I Wish I Was A Real Person by Duane Jones
Artist, podcast pioneer and fashion designer Duane Jones—founder of the label Art Pays Me—is, by this point, used to filling the heads of Haligonians with food for thought that the city feasts upon. His recent turn to fine art prints are a perfect example—and began with Instagrammed progress postings of this piece, a portrait of the legendary neo-expressionist artist Jean-Michel Basquiat and a riff on Basquiat’s famed quote “I’m Not a Real Person. I’m a Legend.”

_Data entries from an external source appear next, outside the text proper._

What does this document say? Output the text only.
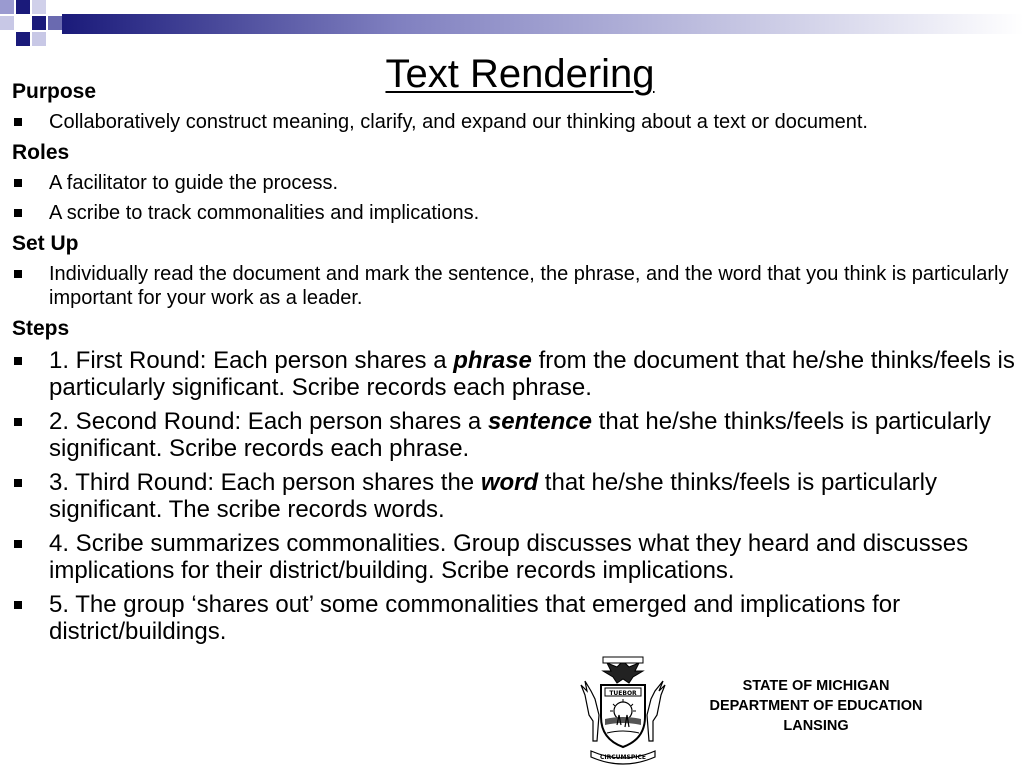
Text Rendering
Purpose
Collaboratively construct meaning, clarify, and expand our thinking about a text or document.
Roles
A facilitator to guide the process.
A scribe to track commonalities and implications.
Set Up
Individually read the document and mark the sentence, the phrase, and the word that you think is particularly important for your work as a leader.
Steps
1. First Round: Each person shares a phrase from the document that he/she thinks/feels is particularly significant. Scribe records each phrase.
2. Second Round: Each person shares a sentence that he/she thinks/feels is particularly significant. Scribe records each phrase.
3. Third Round: Each person shares the word that he/she thinks/feels is particularly significant. The scribe records words.
4. Scribe summarizes commonalities. Group discusses what they heard and discusses implications for their district/building. Scribe records implications.
5. The group ‘shares out’ some commonalities that emerged and implications for district/buildings.
TUEBOR
CIRCUMSPICE
STATE OF MICHIGAN
DEPARTMENT OF EDUCATION
LANSING
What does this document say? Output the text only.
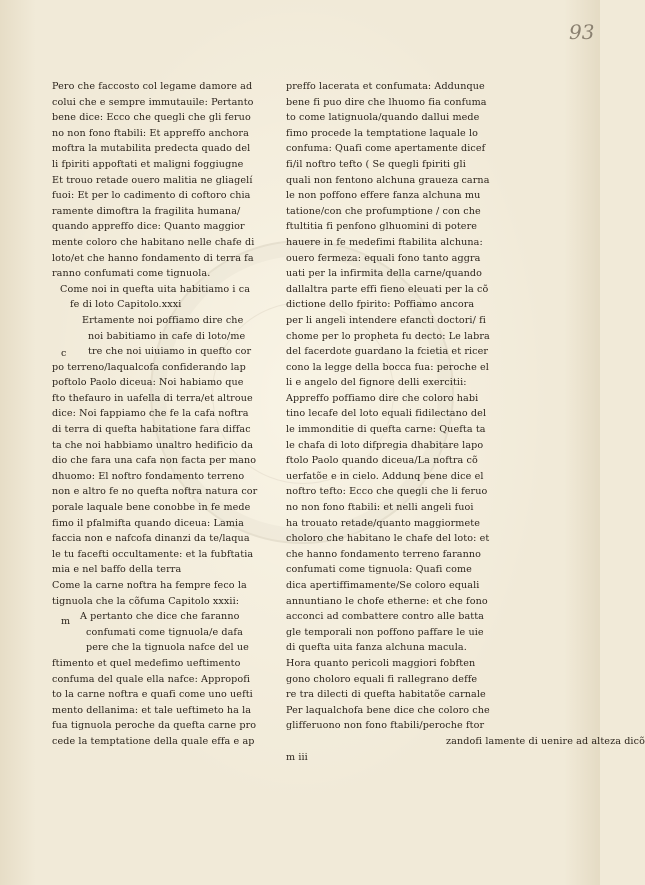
93
Pero che faccosto col legame damore ad
colui che e sempre immutauile: Pertanto
bene dice: Ecco che quegli che gli feruo
no non fono ftabili: Et appreffo anchora
moftra la mutabilita predecta quado del
li fpiriti appoftati et maligni foggiugne
Et trouo retade ouero malitia ne gliagelí
fuoi: Et per lo cadimento di coftoro chia
ramente dimoftra la fragilita humana/
quando appreffo dice: Quanto maggior
mente coloro che habitano nelle chafe di
loto/et che hanno fondamento di terra fa
ranno confumati come tignuola.
Come noi in quefta uita habitiamo i ca
fe di loto Capitolo.xxxi
Ertamente noi poffiamo dire che
noi babitiamo in cafe di loto/me
tre che noi uiuiamo in quefto cor
po terreno/laqualcofa confiderando lap
poftolo Paolo diceua: Noi habiamo que
fto thefauro in uafella di terra/et altroue
dice: Noi fappiamo che fe la cafa noftra
di terra di quefta habitatione fara diffac
ta che noi habbiamo unaltro hedificio da
dio che fara una cafa non facta per mano
dhuomo: El noftro fondamento terreno
non e altro fe no quefta noftra natura cor
porale laquale bene conobbe in fe mede
fimo il pfalmifta quando diceua: Lamia
faccia non e nafcofa dinanzi da te/laqua
le tu facefti occultamente: et la fubftatia
mia e nel baffo della terra
Come la carne noftra ha fempre feco la
tignuola che la cõfuma Capitolo xxxii:
A pertanto che dice che faranno
confumati come tignuola/e dafa
pere che la tignuola nafce del ue
ftimento et quel medefimo ueftimento
confuma del quale ella nafce: Appropofi
to la carne noftra e quafi come uno uefti
mento dellanima: et tale ueftimeto ha la
fua tignuola peroche da quefta carne pro
cede la temptatione della quale effa e ap
preffo lacerata et confumata: Addunque
bene fi puo dire che lhuomo fia confuma
to come latignuola/quando dallui mede
fimo procede la temptatione laquale lo
confuma: Quafi come apertamente dicef
fi/il noftro tefto ( Se quegli fpiriti gli
quali non fentono alchuna graueza carna
le non poffono effere fanza alchuna mu
tatione/con che profumptione / con che
ftultitia fi penfono glhuomini di potere
hauere in fe medefimi ftabilita alchuna:
ouero fermeza: equali fono tanto aggra
uati per la infirmita della carne/quando
dallaltra parte effi fieno eleuati per la cõ
dictione dello fpirito: Poffiamo ancora
per li angeli intendere efancti doctori/ fi
chome per lo propheta fu decto: Le labra
del facerdote guardano la fcietia et ricer
cono la legge della bocca fua: peroche el
li e angelo del fignore delli exercitii:
Appreffo poffiamo dire che coloro habi
tino lecafe del loto equali fidilectano del
le immonditie di quefta carne: Quefta ta
le chafa di loto difpregia dhabitare lapo
ftolo Paolo quando diceua/La noftra cõ
uerfatõe e in cielo. Addunq bene dice el
noftro tefto: Ecco che quegli che li feruo
no non fono ftabili: et nelli angeli fuoi
ha trouato retade/quanto maggiormete
choloro che habitano le chafe del loto: et
che hanno fondamento terreno faranno
confumati come tignuola: Quafi come
dica apertiffimamente/Se coloro equali
annuntiano le chofe etherne: et che fono
acconci ad combattere contro alle batta
gle temporali non poffono paffare le uie
di quefta uita fanza alchuna macula.
Hora quanto pericoli maggiori fobften
gono choloro equali fi rallegrano deffe
re tra dilecti di quefta habitatõe carnale
Per laqualchofa bene dice che coloro che
glifferuono non fono ftabili/peroche ftor
zandofi lamente di uenire ad alteza dicõ
m iii
c
m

Basquait “is both a legend AND a real person in art history yet most people outside of creative circles know the names Picasso, Warhol or Van Gogh, but if asked to name a successful Black artist who wasn’t an actor or musician they would be at a loss,” Jones said in a post showcasing the finished piece. “While this is a portrait of Basquiat, it represents all Black artists whose narratives and identities have been obscured from art history and contemporary art culture. “
- Nat Chantel and Jen Yakamovich
Conspiring (to breathe) by Nat Chantel and Jen Yakamovich
Nocturne festival mainstay Nat Chantel has long blended sound and performance to build intense-yet-ephemeral experiences of expression for BIPOC folks (look no further than her landmark 2019 piece The Silence and Sound After for proof.) In 2020—a time when this sort of work was needed as acutely as ever—the artist doubled down on her themes and focus, updating her Instagram with daily self-care prompts and this performance, a socially distant collaborative work created with Jen Yakamovich as part of this year’s EVERYSEEKER Festival that's captured here in a performance still. "As I reflect upon it now, these questions come to mind: How do we breathe and grow within the world when the pain and trauma that exists is already written and bound to us even from within the womb?” asks Chantel in the original post. "How does that trauma impact our breath as we nurture life and our presence in this moment?”